The volume of a sphere increases at the rate 8 cm³/sec. Find the rate of increase of its surface area, when the radius is 4 cm.

Answer 1

Dear Student:

Let V is the volume of the sphere.

Given:   $\frac{dv}{dt}=8cm^{3}/s$

                         r= 4cm

We know V can be given as:

                  $V=\frac{4}{3} \pi r^{3}$

$\frac{dV}{dt} =4\pi r^{2} \frac{dr}{dt}$

$\frac{dr}{dt} =\frac{2}{\pi r^{2} } cm/s$

Let Surface area is S

                  $S=4\pi r^{2}$

$\frac{dS}{dt}=8\pi r\frac{dr}{dt}$

$\frac{dS}{dt}= 8\pi r*\frac{2}{\pi r^{2} } =\frac{16}{r}$

at r =4cm

$\frac{dS}{dt}=4cm^{2}/s$

Answer 2

volume of sphere increase at the rate 8cm³/sec.
Let V denotes volume of sphere and r denotes radius of sphere.
then , a/c to question, $\bf{\frac{dV}{dt}=8cm^3/sec}$
and r = 4cm

we know,Volume of sphere ,$\bf{V=\frac{4}{3}\pi r^3}$
differentiate both sides with respect to time,
$\bf{\frac{dV}{dt}=4\pi r^2\frac{dr}{dt}}$

$\bf{8=4\pi(4)^2\frac{dr}{dt}}$

$\bf{\frac{dr}{dt}=\frac{8}{4\pi(4)^2}}$

$\bf{\frac{dr}{dt}=\frac{1}{8\pi}cm/sec}$....(1)

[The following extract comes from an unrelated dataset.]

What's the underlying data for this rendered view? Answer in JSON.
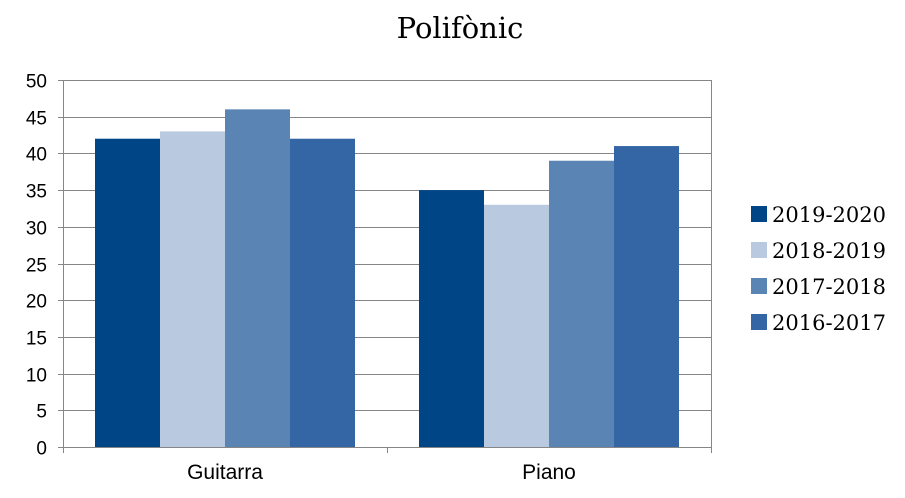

now, surface area of sphere , A = 4πr²

differentiate both sides with respect to time,

dA/dt = 8πr. dr/dt

put r = 4cm and dr/dt = 1/8π from equation (1),

dA/dt = 8π × (4) × 1/8π = 4cm²/sec

hence,rate of increase of its surface area is 4cm²/sec